Body weight and weight changes:

effects observed, treatment-related

Description (incidence and severity):

Significantly lower mean body weights and body weight gains were observed during several weeks in males and females at 300 and 1000 mg/kg bodyweight/day. See attached Tables and Figures in "Attached background material"
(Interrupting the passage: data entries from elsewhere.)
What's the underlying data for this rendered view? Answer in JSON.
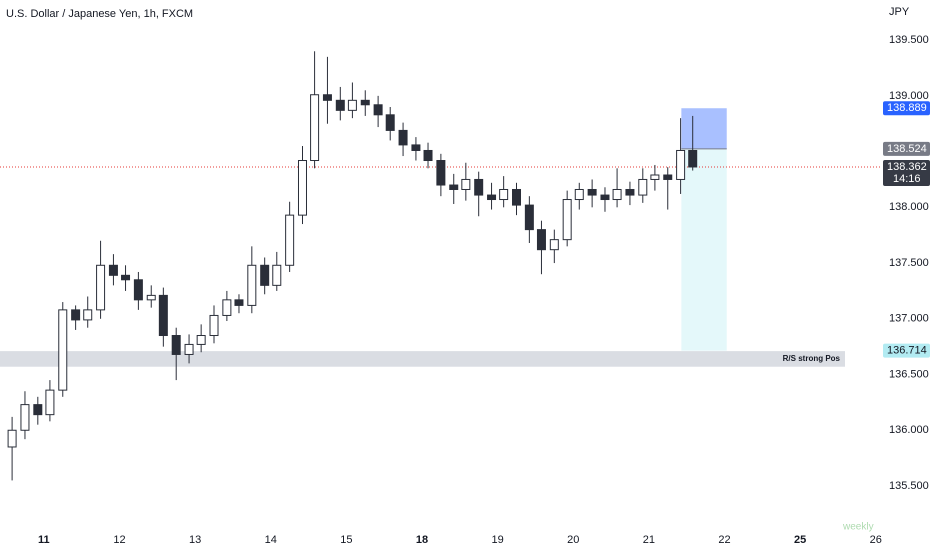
{
  "chart_data": {
    "type": "candlestick",
    "title": "U.S. Dollar / Japanese Yen, 1h, FXCM",
    "currency": "JPY",
    "up_color": "#ffffff",
    "down_color": "#2a2e39",
    "outline_color": "#2a2e39",
    "x": [
      -0.42,
      -0.25,
      -0.08,
      0.08,
      0.25,
      0.42,
      0.58,
      0.75,
      0.92,
      1.08,
      1.25,
      1.42,
      1.58,
      1.75,
      1.92,
      2.08,
      2.25,
      2.42,
      2.58,
      2.75,
      2.92,
      3.08,
      3.25,
      3.42,
      3.58,
      3.75,
      3.92,
      4.08,
      4.25,
      4.42,
      4.58,
      4.75,
      4.92,
      5.08,
      5.25,
      5.42,
      5.58,
      5.75,
      5.92,
      6.08,
      6.25,
      6.42,
      6.58,
      6.75,
      6.92,
      7.08,
      7.25,
      7.42,
      7.58,
      7.75,
      7.92,
      8.08,
      8.25,
      8.42,
      8.58
    ],
    "open": [
      135.85,
      136.0,
      136.23,
      136.14,
      136.36,
      137.08,
      136.99,
      137.08,
      137.48,
      137.39,
      137.35,
      137.17,
      137.21,
      136.85,
      136.68,
      136.77,
      136.85,
      137.03,
      137.17,
      137.12,
      137.48,
      137.3,
      137.48,
      137.93,
      138.42,
      139.01,
      138.96,
      138.87,
      138.96,
      138.92,
      138.83,
      138.69,
      138.56,
      138.51,
      138.42,
      138.2,
      138.16,
      138.25,
      138.11,
      138.07,
      138.16,
      138.02,
      137.8,
      137.62,
      137.71,
      138.07,
      138.16,
      138.11,
      138.07,
      138.16,
      138.11,
      138.25,
      138.29,
      138.25,
      138.51
    ],
    "high": [
      136.12,
      136.35,
      136.3,
      136.45,
      137.15,
      137.12,
      137.2,
      137.7,
      137.58,
      137.48,
      137.42,
      137.3,
      137.28,
      136.92,
      136.86,
      136.95,
      137.12,
      137.25,
      137.22,
      137.65,
      137.55,
      137.6,
      138.05,
      138.55,
      139.4,
      139.35,
      139.08,
      139.12,
      139.05,
      139.0,
      138.9,
      138.76,
      138.63,
      138.58,
      138.48,
      138.3,
      138.4,
      138.32,
      138.22,
      138.28,
      138.22,
      138.1,
      137.88,
      137.8,
      138.15,
      138.22,
      138.25,
      138.18,
      138.35,
      138.23,
      138.35,
      138.38,
      138.36,
      138.8,
      138.82
    ],
    "low": [
      135.55,
      135.92,
      136.05,
      136.08,
      136.3,
      136.9,
      136.92,
      137.0,
      137.3,
      137.25,
      137.08,
      137.1,
      136.75,
      136.45,
      136.6,
      136.7,
      136.78,
      136.98,
      137.05,
      137.05,
      137.22,
      137.25,
      137.42,
      137.85,
      138.35,
      138.75,
      138.78,
      138.8,
      138.82,
      138.72,
      138.6,
      138.46,
      138.42,
      138.35,
      138.1,
      138.03,
      138.06,
      137.92,
      137.98,
      138.0,
      137.93,
      137.68,
      137.4,
      137.5,
      137.65,
      137.98,
      138.0,
      137.96,
      138.0,
      138.02,
      138.04,
      138.15,
      137.98,
      138.12,
      138.33
    ],
    "close": [
      136.0,
      136.23,
      136.14,
      136.36,
      137.08,
      136.99,
      137.08,
      137.48,
      137.39,
      137.35,
      137.17,
      137.21,
      136.85,
      136.68,
      136.77,
      136.85,
      137.03,
      137.17,
      137.12,
      137.48,
      137.3,
      137.48,
      137.93,
      138.42,
      139.01,
      138.96,
      138.87,
      138.96,
      138.92,
      138.83,
      138.69,
      138.56,
      138.51,
      138.42,
      138.2,
      138.16,
      138.25,
      138.11,
      138.07,
      138.16,
      138.02,
      137.8,
      137.62,
      137.71,
      138.07,
      138.16,
      138.11,
      138.07,
      138.16,
      138.11,
      138.25,
      138.29,
      138.25,
      138.51,
      138.362
    ],
    "xlim": [
      -0.58,
      10.66
    ],
    "ylim": [
      135.15,
      139.86
    ],
    "xticks": [
      {
        "value": 0,
        "label": "11",
        "bold": true
      },
      {
        "value": 1,
        "label": "12"
      },
      {
        "value": 2,
        "label": "13"
      },
      {
        "value": 3,
        "label": "14"
      },
      {
        "value": 4,
        "label": "15"
      },
      {
        "value": 5,
        "label": "18",
        "bold": true
      },
      {
        "value": 6,
        "label": "19"
      },
      {
        "value": 7,
        "label": "20"
      },
      {
        "value": 8,
        "label": "21"
      },
      {
        "value": 9,
        "label": "22"
      },
      {
        "value": 10,
        "label": "25",
        "bold": true
      },
      {
        "value": 11,
        "label": "26"
      }
    ],
    "yticks": [
      {
        "value": 135.5,
        "label": "135.500"
      },
      {
        "value": 136,
        "label": "136.000"
      },
      {
        "value": 136.5,
        "label": "136.500"
      },
      {
        "value": 137,
        "label": "137.000"
      },
      {
        "value": 137.5,
        "label": "137.500"
      },
      {
        "value": 138,
        "label": "138.000"
      },
      {
        "value": 138.5,
        "label": "138.500"
      },
      {
        "value": 139,
        "label": "139.000"
      },
      {
        "value": 139.5,
        "label": "139.500"
      }
    ],
    "zone": {
      "low": 136.57,
      "high": 136.71,
      "label": "R/S strong Pos",
      "color": "#d1d4dc"
    },
    "position": {
      "x": [
        8.43,
        9.03
      ],
      "entry": 138.524,
      "target": 138.889,
      "stop": 136.714,
      "target_color": "#2962ff",
      "entry_color": "#787b86",
      "stop_color": "#b2ebf2"
    },
    "last_price": 138.362,
    "countdown": "14:16",
    "last_color": "#363a45",
    "line_color": "#e53935",
    "watermark": "weekly"
  }
}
Food consumption and compound intake (if feeding study):

effects observed, treatment-related

Description (incidence and severity):

Statistically significantly lower food consumption was observed in males during weeks 1, 8 and 12 and in females during weeks 1 and 8 at 1000 mg/kg Bwt/day.See attached Tables in "Attached background material"

Food efficiency:

effects observed, treatment-related

Description (incidence and severity):

Food efficiency was not determined in the study. However, calculation of food efficiency based on available data indicates a clear reduction of efficiency with increasing dose.
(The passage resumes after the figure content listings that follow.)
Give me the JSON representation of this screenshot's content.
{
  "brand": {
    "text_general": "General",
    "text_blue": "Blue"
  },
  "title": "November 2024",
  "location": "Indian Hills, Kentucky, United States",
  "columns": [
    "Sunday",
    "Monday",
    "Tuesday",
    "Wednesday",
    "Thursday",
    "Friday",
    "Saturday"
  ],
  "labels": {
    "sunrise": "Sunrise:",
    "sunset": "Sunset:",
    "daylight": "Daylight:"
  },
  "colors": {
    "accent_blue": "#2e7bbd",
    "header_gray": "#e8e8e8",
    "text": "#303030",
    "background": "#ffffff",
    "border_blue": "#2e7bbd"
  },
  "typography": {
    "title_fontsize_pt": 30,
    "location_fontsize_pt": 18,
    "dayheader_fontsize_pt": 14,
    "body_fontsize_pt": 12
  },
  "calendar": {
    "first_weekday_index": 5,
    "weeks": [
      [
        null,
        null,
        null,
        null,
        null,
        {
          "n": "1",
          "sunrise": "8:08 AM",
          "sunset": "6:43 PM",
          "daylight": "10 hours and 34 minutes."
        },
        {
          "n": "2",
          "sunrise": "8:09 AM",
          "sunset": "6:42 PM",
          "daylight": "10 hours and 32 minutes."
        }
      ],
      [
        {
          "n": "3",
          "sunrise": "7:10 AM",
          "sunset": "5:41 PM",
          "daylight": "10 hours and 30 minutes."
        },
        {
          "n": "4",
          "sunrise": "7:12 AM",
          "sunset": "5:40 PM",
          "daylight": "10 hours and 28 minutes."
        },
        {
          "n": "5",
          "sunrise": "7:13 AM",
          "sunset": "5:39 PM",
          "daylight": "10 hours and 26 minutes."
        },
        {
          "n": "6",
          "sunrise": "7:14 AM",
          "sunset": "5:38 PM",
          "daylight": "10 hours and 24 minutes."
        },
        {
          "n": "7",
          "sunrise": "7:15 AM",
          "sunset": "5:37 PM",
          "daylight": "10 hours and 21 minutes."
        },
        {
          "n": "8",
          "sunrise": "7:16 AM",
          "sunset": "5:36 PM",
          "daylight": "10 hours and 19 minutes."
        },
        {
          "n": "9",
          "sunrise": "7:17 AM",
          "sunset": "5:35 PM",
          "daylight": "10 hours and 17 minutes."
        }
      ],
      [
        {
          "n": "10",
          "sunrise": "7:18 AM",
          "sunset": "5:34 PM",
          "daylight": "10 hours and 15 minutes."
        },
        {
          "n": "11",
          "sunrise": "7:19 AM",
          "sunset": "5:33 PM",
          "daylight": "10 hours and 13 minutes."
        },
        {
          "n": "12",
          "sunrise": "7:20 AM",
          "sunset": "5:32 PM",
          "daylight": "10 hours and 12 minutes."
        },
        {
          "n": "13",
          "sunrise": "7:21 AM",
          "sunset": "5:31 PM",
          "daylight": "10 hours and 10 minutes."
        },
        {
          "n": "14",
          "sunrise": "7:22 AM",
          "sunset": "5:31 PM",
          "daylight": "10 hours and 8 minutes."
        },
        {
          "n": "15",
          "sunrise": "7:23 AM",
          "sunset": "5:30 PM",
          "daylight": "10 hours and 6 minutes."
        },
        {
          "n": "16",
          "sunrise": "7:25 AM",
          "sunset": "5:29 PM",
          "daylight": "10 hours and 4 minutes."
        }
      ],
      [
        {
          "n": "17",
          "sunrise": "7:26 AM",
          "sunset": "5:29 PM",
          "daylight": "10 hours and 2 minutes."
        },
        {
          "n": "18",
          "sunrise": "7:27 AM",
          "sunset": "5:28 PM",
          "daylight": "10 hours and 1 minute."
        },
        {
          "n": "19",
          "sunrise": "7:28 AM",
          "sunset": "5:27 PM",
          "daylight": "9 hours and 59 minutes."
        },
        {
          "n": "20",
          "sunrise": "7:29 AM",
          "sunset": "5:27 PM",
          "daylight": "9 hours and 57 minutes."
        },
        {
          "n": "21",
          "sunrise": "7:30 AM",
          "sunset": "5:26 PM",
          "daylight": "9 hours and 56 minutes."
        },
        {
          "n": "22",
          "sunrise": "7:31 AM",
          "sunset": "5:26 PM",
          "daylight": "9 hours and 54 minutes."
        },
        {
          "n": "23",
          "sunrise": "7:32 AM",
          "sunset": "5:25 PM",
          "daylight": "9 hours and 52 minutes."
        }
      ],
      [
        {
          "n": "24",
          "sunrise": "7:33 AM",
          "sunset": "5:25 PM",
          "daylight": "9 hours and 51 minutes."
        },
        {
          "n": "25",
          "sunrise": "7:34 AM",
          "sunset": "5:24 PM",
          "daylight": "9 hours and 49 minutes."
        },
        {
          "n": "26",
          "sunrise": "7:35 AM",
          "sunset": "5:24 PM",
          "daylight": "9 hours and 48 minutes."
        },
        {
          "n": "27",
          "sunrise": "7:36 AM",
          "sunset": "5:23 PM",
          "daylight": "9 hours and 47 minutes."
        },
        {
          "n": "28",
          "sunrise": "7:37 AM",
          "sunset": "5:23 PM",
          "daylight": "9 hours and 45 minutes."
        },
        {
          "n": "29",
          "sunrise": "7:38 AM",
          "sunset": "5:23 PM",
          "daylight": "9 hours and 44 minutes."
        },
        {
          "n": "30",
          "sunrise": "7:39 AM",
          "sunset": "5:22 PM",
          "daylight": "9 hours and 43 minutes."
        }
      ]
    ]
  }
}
Water consumption and compound intake (if drinking water study):

not examined

Ophthalmological findings:

no effects observed

Haematological findings:

no effects observed

Clinical biochemistry findings:

no effects observed

Urinalysis findings:

no effects observed

Behaviour (functional findings):

no effects observed

Organ weight findings including organ / body weight ratios:

no effects observed

Gross pathological findings:

no effects observed

Histopathological findings: non-neoplastic:

no effects observed

Histopathological findings: neoplastic:

no effects observed

Details on results:

Weights of male and female reproductive organs did not show significant differences between control and dosed animals up to and including the highest dose level (see attached Tables on organ weights in "Attached background material"

Key result

Dose descriptor:

NOAEL

Effect level:

> 150 - < 300 mg/kg bw/day (actual dose received)

Based on:

test mat.

Sex:

male/female

Basis for effect level:

body weight and weight gain

Key result

Critical effects observed:

yes

Lowest effective dose / conc.:

300 mg/kg bw/day (actual dose received)

System:

other: body weight gain

Organ:

other: body weight gain

Treatment related:

yes

Dose response relationship:

yes

Conclusions:

In this well performed sub-chronic oral toxicity study in rats no systemic toxic effects to organs or blood parameters were observed. Also no effects on neurobehaviour were observed. The only significant effects observed were related to body weight and body weight gain in males and females of the mid and high dose groups. Based on these observations the NOAEL was derived at the low dose group, i.e. 150 mg/kg bodyweight/day.

Endpoint conclusion

Endpoint conclusion:

adverse effect observed

Dose descriptor:

NOAEL

150 mg/kg bw/day

Study duration:

subchronic

Species:

rat

System:

other: body weight gain

Repeated dose toxicity: inhalation - systemic effects

Endpoint conclusion

Endpoint conclusion:

no study available

Repeated dose toxicity: inhalation - local effects

Endpoint conclusion

Endpoint conclusion:

no study available

Repeated dose toxicity: dermal - systemic effects

Endpoint conclusion

Endpoint conclusion:

no study available

Repeated dose toxicity: dermal - local effects

Endpoint conclusion

Endpoint conclusion:

no study available

Additional information

Repeated oral administration (gavage) of octane-1,2-diol did not result in systemic toxic effects to organs, blood parameters and neurobehaviour. However, reduced body weight gain was observed (already starting in the first week of dosing) at 300 and 1000 mg/kg body weight/day in males and females of the 90 day study as well as in parental animals of the reproduction / developmental screening toxicity study (42 days of dosing). Reduced body weight gain was observed not continuously but sporadically and led to reduced body weights at the end of the test periods.

Justification for classification or non-classification

In the 90-day oral toxicity study with octane-1,2 -diol the no-observed-adverse-effect- level (NOAEL) for general toxicity was 150 mg/kg bw/day; no specific organ toxicity or adverse effects on blood parameters were observed. This NOAEL does not necessitate any classification regarding repeated exposure according to European classification rules [REGULATION (EC) 1272/2008].